Observability ends up mattering more than expected
At some point, you can’t reason about the system without visibility into it. So everything starts emitting structured logs:
- execution lifecycle events
- timing information
- exit codes
- resource usage
- policy decisions
Not because it’s “good engineering practice”, but because without it debugging turns into guessing and for a system that executes arbitrary code, guessing is not acceptable.
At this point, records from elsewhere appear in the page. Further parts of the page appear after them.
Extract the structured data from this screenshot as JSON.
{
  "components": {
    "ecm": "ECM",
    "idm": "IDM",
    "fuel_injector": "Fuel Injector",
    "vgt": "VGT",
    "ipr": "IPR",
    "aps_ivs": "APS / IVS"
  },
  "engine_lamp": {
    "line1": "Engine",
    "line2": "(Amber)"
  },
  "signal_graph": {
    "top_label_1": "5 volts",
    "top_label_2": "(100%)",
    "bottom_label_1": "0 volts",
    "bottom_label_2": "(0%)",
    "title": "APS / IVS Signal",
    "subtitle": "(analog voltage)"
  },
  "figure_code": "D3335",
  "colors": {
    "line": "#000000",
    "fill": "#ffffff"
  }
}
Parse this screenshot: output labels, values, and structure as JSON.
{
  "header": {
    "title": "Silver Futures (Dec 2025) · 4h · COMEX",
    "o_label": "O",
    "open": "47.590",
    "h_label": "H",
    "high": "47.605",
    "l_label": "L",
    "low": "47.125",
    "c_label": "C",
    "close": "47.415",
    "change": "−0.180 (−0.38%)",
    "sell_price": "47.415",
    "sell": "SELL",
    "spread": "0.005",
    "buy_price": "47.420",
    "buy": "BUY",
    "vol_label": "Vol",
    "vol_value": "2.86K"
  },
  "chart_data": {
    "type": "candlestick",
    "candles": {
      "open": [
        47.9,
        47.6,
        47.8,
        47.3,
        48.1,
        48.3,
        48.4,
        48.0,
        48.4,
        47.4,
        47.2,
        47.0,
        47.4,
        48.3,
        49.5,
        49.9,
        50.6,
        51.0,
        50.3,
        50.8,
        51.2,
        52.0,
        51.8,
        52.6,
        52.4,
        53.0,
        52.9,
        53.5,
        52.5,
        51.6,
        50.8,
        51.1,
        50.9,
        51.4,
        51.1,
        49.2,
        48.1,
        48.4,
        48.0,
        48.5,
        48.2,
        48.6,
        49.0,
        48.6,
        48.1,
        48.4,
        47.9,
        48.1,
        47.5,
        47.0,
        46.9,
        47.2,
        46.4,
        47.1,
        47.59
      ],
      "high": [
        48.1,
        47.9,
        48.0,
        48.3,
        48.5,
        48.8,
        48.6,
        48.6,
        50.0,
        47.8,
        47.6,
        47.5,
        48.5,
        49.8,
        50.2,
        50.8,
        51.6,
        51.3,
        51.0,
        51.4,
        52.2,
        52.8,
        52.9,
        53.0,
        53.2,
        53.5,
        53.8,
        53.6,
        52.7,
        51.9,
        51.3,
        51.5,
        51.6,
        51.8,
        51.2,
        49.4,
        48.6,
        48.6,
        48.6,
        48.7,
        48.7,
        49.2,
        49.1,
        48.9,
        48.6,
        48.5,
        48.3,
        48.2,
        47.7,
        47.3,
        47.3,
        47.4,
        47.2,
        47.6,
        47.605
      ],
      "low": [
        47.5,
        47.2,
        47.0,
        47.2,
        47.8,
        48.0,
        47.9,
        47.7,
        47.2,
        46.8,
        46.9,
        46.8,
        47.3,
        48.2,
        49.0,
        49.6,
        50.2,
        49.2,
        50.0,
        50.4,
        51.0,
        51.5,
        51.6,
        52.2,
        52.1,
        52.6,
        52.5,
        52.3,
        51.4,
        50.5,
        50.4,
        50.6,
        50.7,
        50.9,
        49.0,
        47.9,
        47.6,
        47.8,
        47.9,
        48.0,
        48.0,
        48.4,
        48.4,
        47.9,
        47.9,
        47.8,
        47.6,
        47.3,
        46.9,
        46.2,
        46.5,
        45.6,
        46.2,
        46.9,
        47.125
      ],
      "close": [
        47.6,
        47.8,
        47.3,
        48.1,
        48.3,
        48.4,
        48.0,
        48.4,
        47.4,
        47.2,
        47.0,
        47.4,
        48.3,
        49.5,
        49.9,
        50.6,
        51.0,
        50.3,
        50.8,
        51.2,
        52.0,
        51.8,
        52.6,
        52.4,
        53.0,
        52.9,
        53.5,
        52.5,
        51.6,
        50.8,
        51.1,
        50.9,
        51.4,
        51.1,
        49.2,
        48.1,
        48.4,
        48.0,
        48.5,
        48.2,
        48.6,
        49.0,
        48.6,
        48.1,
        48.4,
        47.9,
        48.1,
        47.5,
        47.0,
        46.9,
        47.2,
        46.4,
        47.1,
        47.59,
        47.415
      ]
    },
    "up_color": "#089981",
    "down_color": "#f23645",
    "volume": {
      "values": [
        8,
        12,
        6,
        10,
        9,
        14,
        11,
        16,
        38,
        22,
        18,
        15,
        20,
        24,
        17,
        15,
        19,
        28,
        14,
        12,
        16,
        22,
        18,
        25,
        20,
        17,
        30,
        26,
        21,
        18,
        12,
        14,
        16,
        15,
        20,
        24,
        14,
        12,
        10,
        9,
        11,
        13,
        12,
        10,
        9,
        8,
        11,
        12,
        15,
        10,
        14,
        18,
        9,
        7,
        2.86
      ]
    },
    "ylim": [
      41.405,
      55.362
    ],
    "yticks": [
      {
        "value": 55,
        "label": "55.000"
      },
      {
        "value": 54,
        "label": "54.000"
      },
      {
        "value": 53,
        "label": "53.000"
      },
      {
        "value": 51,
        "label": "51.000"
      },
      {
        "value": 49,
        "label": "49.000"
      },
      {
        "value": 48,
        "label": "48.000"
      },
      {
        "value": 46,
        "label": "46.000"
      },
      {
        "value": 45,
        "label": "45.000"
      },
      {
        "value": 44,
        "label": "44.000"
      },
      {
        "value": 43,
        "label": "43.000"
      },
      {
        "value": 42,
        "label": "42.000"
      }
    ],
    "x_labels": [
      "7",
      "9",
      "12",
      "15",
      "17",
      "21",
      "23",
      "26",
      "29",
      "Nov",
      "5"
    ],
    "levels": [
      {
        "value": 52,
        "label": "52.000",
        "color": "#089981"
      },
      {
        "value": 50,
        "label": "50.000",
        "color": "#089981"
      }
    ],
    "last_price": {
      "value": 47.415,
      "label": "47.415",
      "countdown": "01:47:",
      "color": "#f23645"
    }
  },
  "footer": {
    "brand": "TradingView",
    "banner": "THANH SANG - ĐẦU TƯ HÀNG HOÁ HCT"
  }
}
What this ended up teaching me
A few things became clear only after the system started stabilizing:
- stateful systems are fundamentally harder than stateless ones, even when they look simpler on the surface
- orchestration is often the real complexity, not execution itself
- abstraction boundaries matter more than implementation details
- concurrency inside shared environments forces you to confront design decisions immediately
- and most importantly, “just use Docker” stops being meaningful once you need lifecycle control
Where this naturally leads next
Once a single-machine system like this starts working, the questions change:
- how do sessions move across machines?
- can environments be snapshotted and restored?
- can execution be replayed deterministically?
- how do you coordinate multiple runtimes safely?
- what does multi-tenant isolation look like at this level?
But that feels like a different class of system entirely.
Right now, the more interesting part was simply getting a single machine to behave like a stable, stateful execution environment that doesn’t fall apart under real usage and even that turned out to be more subtle than it initially looked.